Cent ans plus tard, une garde du corps d'une trentaine d'années, Balsa (ou Barusa suivant les transcriptions) est mandée en secret auprès de la seconde impératrice. Celle-ci la supplie de protéger son fils, Chagum, des tentatives d'assassinat de son propre père. Il s'avère en effet que le jeune garçon est possédé par ce même démon qui assécha les terres il y a un siècle de cela; afin de ne pas mettre son peuple en danger, l'empereur a pris le décision de mettre fin aux jours de son fils.

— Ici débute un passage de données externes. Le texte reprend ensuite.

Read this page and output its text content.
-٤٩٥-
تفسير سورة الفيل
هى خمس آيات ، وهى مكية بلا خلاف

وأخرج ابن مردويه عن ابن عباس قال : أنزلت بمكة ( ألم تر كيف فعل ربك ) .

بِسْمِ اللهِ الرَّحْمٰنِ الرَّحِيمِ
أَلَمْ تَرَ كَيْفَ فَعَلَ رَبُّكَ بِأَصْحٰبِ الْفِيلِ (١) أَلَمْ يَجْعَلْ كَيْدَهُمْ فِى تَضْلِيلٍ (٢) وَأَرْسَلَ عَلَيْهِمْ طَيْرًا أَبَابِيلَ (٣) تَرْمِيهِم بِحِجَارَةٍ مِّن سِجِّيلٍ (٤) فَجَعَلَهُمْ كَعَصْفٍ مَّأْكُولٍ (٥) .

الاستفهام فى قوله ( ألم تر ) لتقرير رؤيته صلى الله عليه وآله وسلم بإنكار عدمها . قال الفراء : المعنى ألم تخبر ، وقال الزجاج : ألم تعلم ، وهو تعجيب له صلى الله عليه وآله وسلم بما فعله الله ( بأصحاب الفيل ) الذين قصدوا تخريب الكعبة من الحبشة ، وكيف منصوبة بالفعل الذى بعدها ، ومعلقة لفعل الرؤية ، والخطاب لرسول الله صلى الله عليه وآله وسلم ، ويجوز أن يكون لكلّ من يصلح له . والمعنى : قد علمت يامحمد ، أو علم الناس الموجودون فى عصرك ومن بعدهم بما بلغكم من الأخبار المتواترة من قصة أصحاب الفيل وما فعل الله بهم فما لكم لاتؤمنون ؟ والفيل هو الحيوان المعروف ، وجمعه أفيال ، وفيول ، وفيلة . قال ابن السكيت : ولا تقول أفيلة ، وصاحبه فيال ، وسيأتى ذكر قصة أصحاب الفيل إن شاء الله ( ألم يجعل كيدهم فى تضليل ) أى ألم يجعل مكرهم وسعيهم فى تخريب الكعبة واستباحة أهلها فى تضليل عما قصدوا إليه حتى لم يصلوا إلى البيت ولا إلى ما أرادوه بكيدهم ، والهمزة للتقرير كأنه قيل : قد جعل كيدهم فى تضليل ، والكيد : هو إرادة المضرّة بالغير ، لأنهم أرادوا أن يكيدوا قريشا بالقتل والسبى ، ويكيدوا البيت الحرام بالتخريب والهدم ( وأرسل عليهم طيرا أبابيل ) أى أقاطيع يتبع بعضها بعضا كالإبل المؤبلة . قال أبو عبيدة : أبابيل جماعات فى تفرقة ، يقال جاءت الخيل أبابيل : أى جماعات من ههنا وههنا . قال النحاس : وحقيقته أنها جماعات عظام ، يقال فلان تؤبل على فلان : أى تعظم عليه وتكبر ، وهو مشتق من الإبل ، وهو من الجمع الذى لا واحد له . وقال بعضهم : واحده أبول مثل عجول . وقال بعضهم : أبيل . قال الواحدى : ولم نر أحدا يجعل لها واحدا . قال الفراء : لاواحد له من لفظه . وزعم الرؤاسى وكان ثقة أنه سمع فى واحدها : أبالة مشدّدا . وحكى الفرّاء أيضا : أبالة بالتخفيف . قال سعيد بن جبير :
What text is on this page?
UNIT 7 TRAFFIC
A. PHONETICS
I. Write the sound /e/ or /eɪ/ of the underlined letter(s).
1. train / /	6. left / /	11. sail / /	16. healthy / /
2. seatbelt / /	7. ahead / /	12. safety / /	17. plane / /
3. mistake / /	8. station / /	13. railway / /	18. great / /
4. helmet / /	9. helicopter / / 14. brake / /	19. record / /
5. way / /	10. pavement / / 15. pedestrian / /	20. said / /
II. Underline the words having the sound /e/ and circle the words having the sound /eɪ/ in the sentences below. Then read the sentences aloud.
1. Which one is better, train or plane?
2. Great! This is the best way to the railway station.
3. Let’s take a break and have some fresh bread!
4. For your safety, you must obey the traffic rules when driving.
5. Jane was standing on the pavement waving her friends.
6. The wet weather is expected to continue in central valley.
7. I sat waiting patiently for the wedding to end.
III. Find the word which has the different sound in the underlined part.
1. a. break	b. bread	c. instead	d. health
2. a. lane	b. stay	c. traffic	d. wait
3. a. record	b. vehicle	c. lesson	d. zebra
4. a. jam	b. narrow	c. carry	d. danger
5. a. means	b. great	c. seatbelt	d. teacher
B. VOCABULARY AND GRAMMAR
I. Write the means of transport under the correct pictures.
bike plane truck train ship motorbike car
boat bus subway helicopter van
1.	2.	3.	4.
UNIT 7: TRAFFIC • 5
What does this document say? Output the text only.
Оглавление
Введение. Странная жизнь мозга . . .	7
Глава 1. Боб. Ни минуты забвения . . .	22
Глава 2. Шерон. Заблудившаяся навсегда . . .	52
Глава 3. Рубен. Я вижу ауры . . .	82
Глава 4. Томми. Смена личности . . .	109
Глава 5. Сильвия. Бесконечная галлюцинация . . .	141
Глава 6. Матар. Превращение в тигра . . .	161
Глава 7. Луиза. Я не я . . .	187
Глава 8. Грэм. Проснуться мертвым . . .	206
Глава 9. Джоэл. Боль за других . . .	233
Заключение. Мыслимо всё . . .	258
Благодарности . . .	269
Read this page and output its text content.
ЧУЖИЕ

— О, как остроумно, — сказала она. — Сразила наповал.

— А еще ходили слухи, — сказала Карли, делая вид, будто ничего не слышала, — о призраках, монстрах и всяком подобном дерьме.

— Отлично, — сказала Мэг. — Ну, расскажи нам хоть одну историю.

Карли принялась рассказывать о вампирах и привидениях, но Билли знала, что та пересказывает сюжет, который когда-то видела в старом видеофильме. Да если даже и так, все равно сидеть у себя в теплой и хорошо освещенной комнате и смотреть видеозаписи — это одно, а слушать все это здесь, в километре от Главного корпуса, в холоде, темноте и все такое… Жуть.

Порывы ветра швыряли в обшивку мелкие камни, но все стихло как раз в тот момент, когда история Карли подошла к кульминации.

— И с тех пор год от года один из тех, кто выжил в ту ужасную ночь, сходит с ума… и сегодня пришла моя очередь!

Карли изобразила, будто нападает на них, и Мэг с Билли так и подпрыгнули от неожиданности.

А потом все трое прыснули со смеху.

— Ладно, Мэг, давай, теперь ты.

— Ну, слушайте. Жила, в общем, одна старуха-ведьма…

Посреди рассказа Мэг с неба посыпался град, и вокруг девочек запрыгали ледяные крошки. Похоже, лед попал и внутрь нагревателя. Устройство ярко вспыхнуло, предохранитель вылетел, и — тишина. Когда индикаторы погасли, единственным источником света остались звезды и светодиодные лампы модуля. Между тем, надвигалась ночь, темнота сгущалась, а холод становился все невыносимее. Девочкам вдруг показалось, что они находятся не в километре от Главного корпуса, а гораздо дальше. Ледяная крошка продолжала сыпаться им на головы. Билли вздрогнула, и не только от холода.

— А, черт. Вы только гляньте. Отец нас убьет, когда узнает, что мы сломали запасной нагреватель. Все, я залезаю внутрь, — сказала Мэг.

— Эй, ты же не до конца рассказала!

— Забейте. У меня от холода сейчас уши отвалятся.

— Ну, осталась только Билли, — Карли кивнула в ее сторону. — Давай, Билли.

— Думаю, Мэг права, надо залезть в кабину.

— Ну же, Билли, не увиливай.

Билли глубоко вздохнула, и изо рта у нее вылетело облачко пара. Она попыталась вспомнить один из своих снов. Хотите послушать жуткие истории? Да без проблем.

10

Commence alors pour Balsa, lancière au passé mystérieux, et le jeune Chagum, prince-enfant encore ignorant du monde "extérieur", à la fois une fuite et une quête: il s'agit d'abord d'échapper aux redoutables assassins du prince mais également de découvrir ce qui possède réellement l'enfant, et pourquoi. L'aventure sera longue et pleine d'embûches, mais Balsa est à la fois rusée, courageuse et forte; elle a juré de ne pas mourir avant d'avoir accompli sa promesse et semble prête à tout pour protéger l'enfant. Leurs pérégrinations les mèneront bien plus loin que ce qu'ils auraient pu imaginer: à l'orée du monde des esprits et plusieurs siècles en arrière.
Mon avis
Coup de cœur du hobbit !! Si, comme moi, vous êtes fatigués des animes qui se passent dans des lycées, des histoires de filles en mini-mini-jupe (et méga-méga-soutifs) ou de mecs dont le pouvoir est clairement visible à travers la taille de sa coup de cheveux, du gore à volonté et du combat entre gros bills, cette série est pour vous ! Je n'avais en vérité pas eu une telle surprise depuis Mushi-shi (que je n'ai toujours pas terminé de voir, d'ailleurs...). Je la déconseille par contre à ceux qui recherchent de l'action à outrance. Il y a de très belles scènes de combat (bien animées, bien rythmées et réalistes), certes, mais il y aussi de grandes périodes de calme qui se concentrent sur la nouvelle vie de Chagum, les liens qui se tissent entre les personnages. Les découvertes ne se font que petit-à-petit, ne soyez donc pas trop impatients. D'ailleurs, je vous déconseille d'aller lire les synopsis sur internet, car ils sont généralement allègrement bourrés de spoilers.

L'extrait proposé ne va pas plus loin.